Monday, July 4, 2011

Agreed

Armed with a bottle of Amé rosé and a real bottle of wine we set of to Fof and partner. When we came in we had to start with some small talk because one of the girls was still awake. But sort of naturally we made the connection to the real topic of 'information management'. They agreed with us that it makes sense to wait with names till all the children are old enough. They also said it was good to align the story now already: her girls may notice her medication during stimulation, or Fof not feeling well after retrieval maybe. It is nice to tell them the truth without names, and so without the (possible) burden of having to keep it a secret. Her daughters are still young enough (6 & almost 8) to accept a story without thinking of all the consequences yet. They may be too young to remember so in a distant future a genetic half sibling could be a surprise, but by then they will be adults already...

At the clinic the counsellor had asked me if I knew Fof's date of birth so she could easily retrieve that file, but I didn't know. While arranging the meeting with Fof I sent her mine so she will not have that problem at her meeting. But we both agreed that with just the one friend in common our social lives have just the right amount of distance now. And since I'm the kind of person who likes to remember birthdays it would just be easier to not know.
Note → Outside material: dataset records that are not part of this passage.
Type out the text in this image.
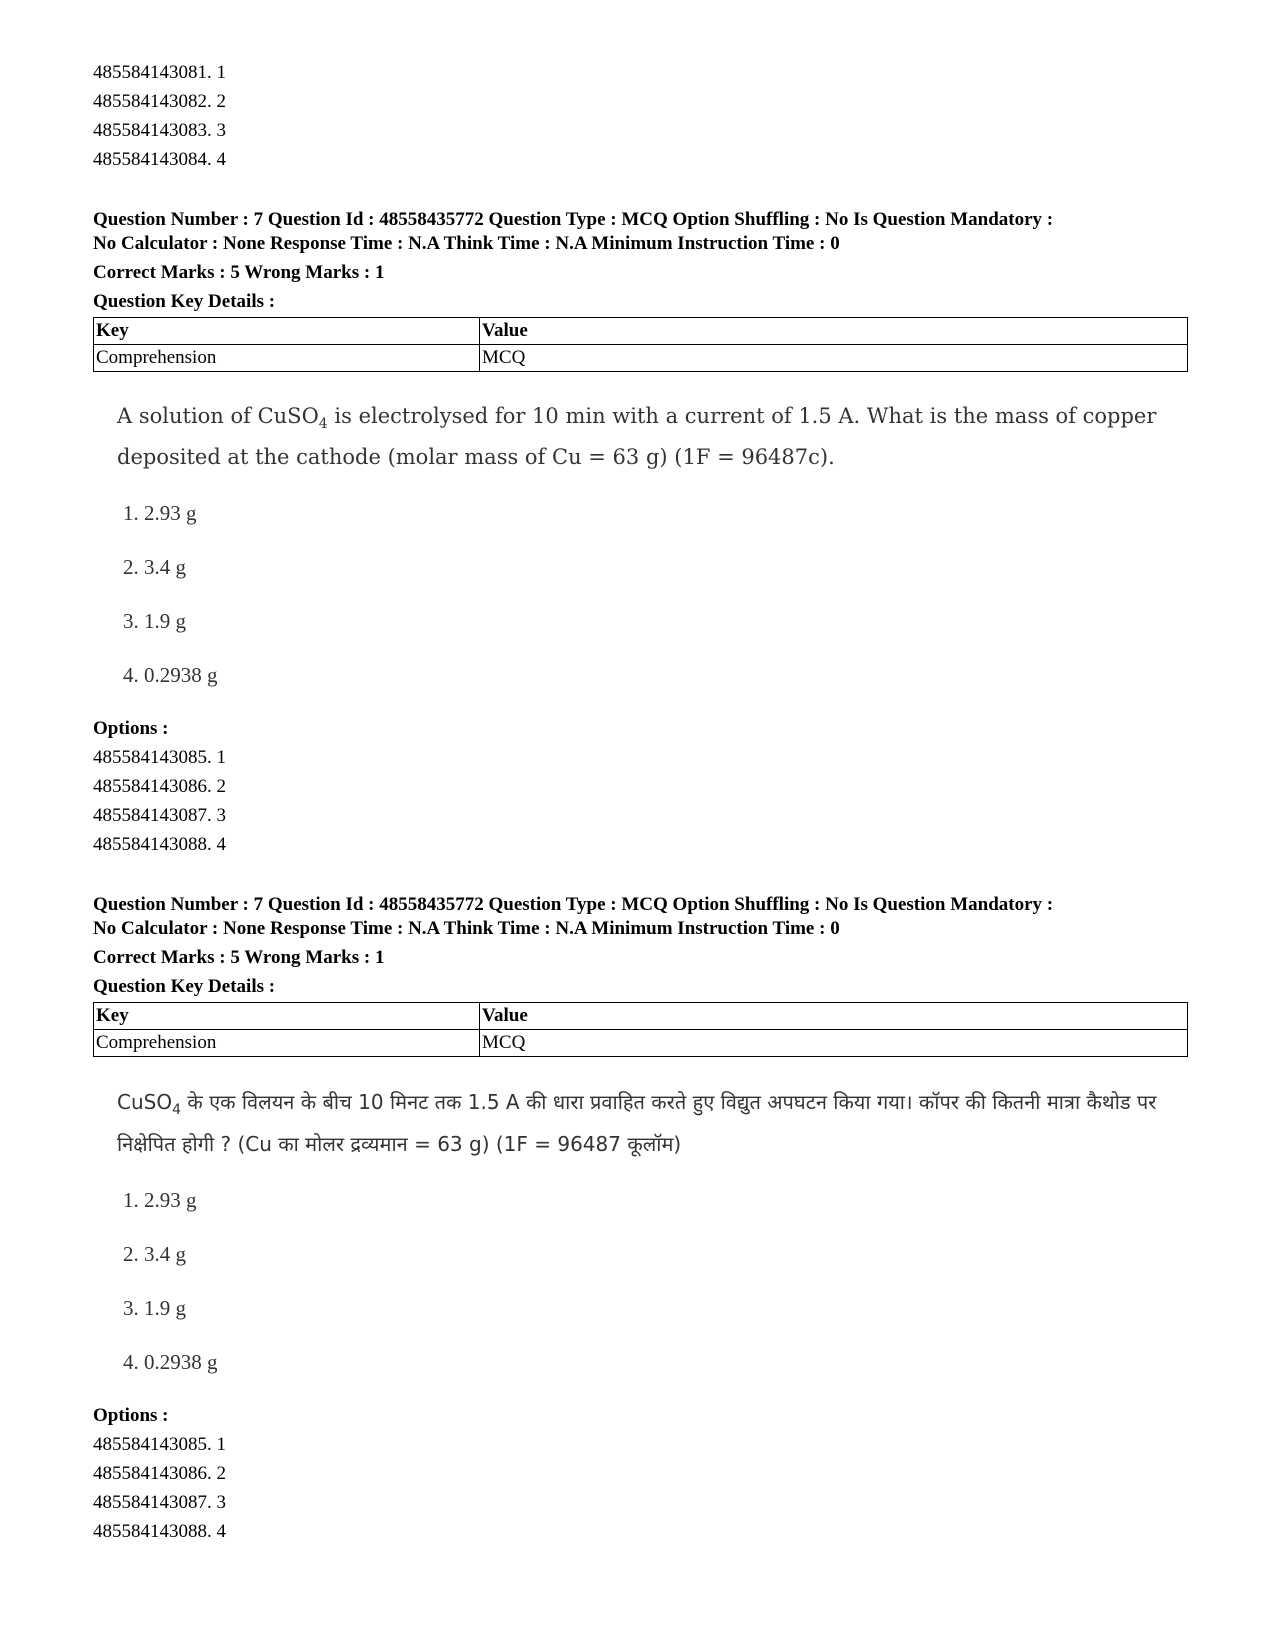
485584143081. 1
485584143082. 2
485584143083. 3
485584143084. 4
Question Number : 7 Question Id : 48558435772 Question Type : MCQ Option Shuffling : No Is Question Mandatory :
No Calculator : None Response Time : N.A Think Time : N.A Minimum Instruction Time : 0
Correct Marks : 5 Wrong Marks : 1
Question Key Details :
Key	Value
Comprehension	MCQ
A solution of CuSO$_4$ is electrolysed for 10 min with a current of 1.5 A. What is the mass of copper deposited at the cathode (molar mass of Cu = 63 g) (1F = 96487c).
1. 2.93 g
2. 3.4 g
3. 1.9 g
4. 0.2938 g
Options :
485584143085. 1
485584143086. 2
485584143087. 3
485584143088. 4
Question Number : 7 Question Id : 48558435772 Question Type : MCQ Option Shuffling : No Is Question Mandatory :
No Calculator : None Response Time : N.A Think Time : N.A Minimum Instruction Time : 0
Correct Marks : 5 Wrong Marks : 1
Question Key Details :
Key	Value
Comprehension	MCQ
CuSO$_4$ के एक विलयन के बीच 10 मिनट तक 1.5 A की धारा प्रवाहित करते हुए विद्युत अपघटन किया गया। कॉपर की कितनी मात्रा कैथोड पर निक्षेपित होगी ? (Cu का मोलर द्रव्यमान = 63 g) (1F = 96487 कूलॉम)
1. 2.93 g
2. 3.4 g
3. 1.9 g
4. 0.2938 g
Options :
485584143085. 1
485584143086. 2
485584143087. 3
485584143088. 4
All in all we had a nice evening, they are looking forward to their meeting with the counsellor, DP feels right on track and I'm slowly believing that we are taking the hurdles step by step. Oh, the clinic doctor had let it slip that I had already started taking the pill and they were a bit surprised by that. So I explained that I want to be prepared for things going wrong, like my body not responding to the pill and having to switch to another dosage or some such and losing three months in the process... and that it would be convenient for our camping trip, starting this week!

Urgh, camping... I'm already fed up with the kids, they have been here only 24 hours, but it was a bit rough and I was awfully snappy with everyone. DP wanted them to cycle through the city centre with us. Across DAM SQUARE of all places! But the kids were listening to all our instructions and we managed to keep them safe. So while their table manners are still a bit disappointing (is it really asking too much not to speak with one's mouth full?!) they are OK at times (I admit grudgingly)
So I'll fall off the grid for a fortnight. Just have to remember to take it day by day and that despite the bad days there will be good days.